De son côté, M. Jean-Claude Juncker, premier ministre du Luxembourg et président de l’Eurogroupe, a fait connaître aux vingt-sept partenaires de l’Union européenne l’analyse radicale qu’il convenait de faire de la crise des changes : « Nous devons observer de près ce qui se passe et nous sommes de plus en plus vigilants. » Comme si le message n’était pas assez ferme, il a voulu insister : « Nous n’aimons pas la volatilité excessive des changes. » Les marchés en ont tremblé, portant le cours de l’euro de 1,56 dollar le 13 mars 2008 à 1,60 dollar le 23 avril 2008.

Comme toujours, les plus fébriles dans ce genre de situation restent les journalistes. En Allemagne, les quotidiens Handelsblatt et Süddeutsche Zeitung, peu suspects d’accointances progressistes, en sont venus à demander de « penser l’impensable » pour redresser les banques en situation de quasi-faillite, jusqu’à envisager de « jeter nos principes [libéraux] par-dessus bord ». Cotillons, confettis, ambiance de fin de soirée un peu éméchée autour de la piscine creusée par vingt-cinq ans d’endoctrinement contraire ? Ou aggiornamento réel (15) ?

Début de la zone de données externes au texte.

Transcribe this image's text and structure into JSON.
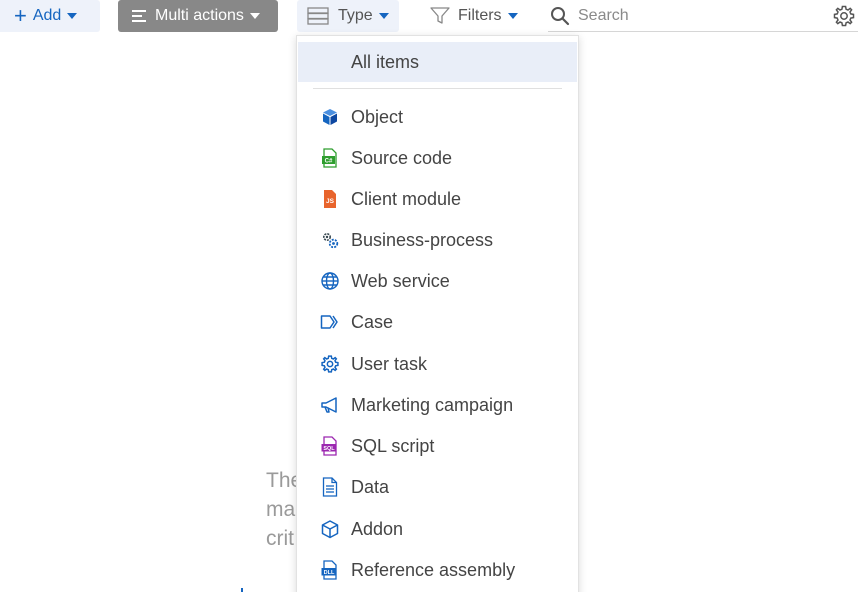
{
  "toolbar": {
    "add_label": "Add",
    "multi_actions_label": "Multi actions",
    "type_label": "Type",
    "filters_label": "Filters",
    "search_placeholder": "Search"
  },
  "type_menu": {
    "all_items": "All items",
    "items": [
      {
        "label": "Object",
        "icon": "cube-icon",
        "color": "#1565c0"
      },
      {
        "label": "Source code",
        "icon": "csharp-file-icon",
        "color": "#2e9e2e"
      },
      {
        "label": "Client module",
        "icon": "js-file-icon",
        "color": "#e8642c"
      },
      {
        "label": "Business-process",
        "icon": "gears-icon",
        "color": "#37474f"
      },
      {
        "label": "Web service",
        "icon": "globe-icon",
        "color": "#1565c0"
      },
      {
        "label": "Case",
        "icon": "case-arrow-icon",
        "color": "#1565c0"
      },
      {
        "label": "User task",
        "icon": "gear-icon",
        "color": "#1565c0"
      },
      {
        "label": "Marketing campaign",
        "icon": "megaphone-icon",
        "color": "#1565c0"
      },
      {
        "label": "SQL script",
        "icon": "sql-file-icon",
        "color": "#9c27b0"
      },
      {
        "label": "Data",
        "icon": "document-icon",
        "color": "#1565c0"
      },
      {
        "label": "Addon",
        "icon": "cube-outline-icon",
        "color": "#1565c0"
      },
      {
        "label": "Reference assembly",
        "icon": "dll-file-icon",
        "color": "#1565c0"
      }
    ]
  },
  "empty_state": {
    "line1": "The",
    "line2": "ma",
    "line3": "crit"
  },
  "colors": {
    "accent": "#1565c0",
    "multi_button_bg": "#888888",
    "selected_bg": "#e9eef8"
  }
}
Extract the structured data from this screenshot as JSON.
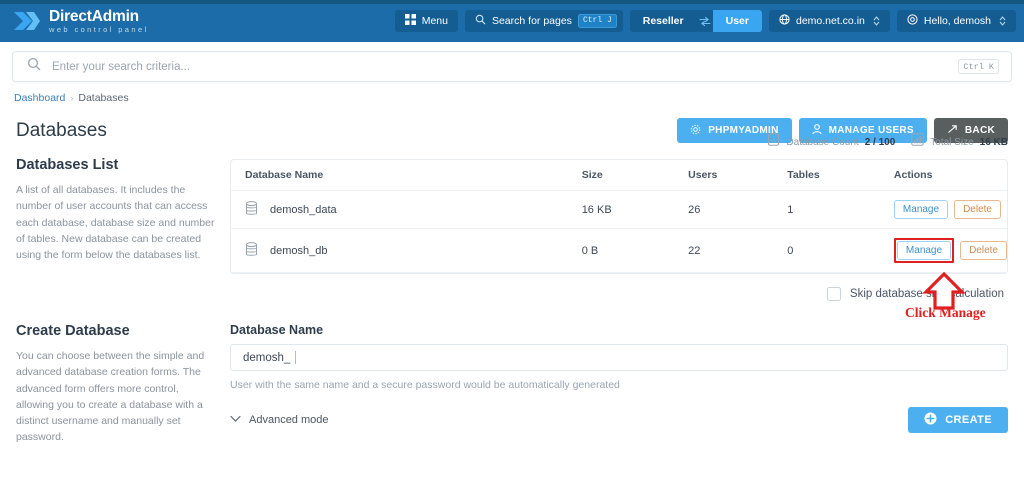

Pour les aggiornamentos, il faut sans doute faire davantage confiance à l’Italie. M. Giulio Tremonti, universitaire, économiste très libéral, éminence grise et ministre de l’économie de M. Silvio Berlusconi de 2001 à 2004 (16) s’est carrément fendu, en pleine campagne des législatives, d’un mea culpa retentissant, en publiant un essai qui a fait un peu de bruit. « Le marché, écrit-il, l’idéologie totalitaire inventée pour gouverner le XXIe siècle, a diabolisé l’Etat et presque tout ce qui était public ou communautaire, en mettant le marché souverain en position de dominer tout le reste. Maintenant, on ne peut plus dire que c’était la ligne juste, la seule ligne (17). »

Notre sort est entre de bonnes mains. Pour une part non négligeable, le pari qui nous reste à faire est en effet de compter sur un retournement rapide et enthousiaste de nos élites, pour qu’elles changent les paroles des chansons qui les maintiendront au pouvoir. La porte est évidemment étroite.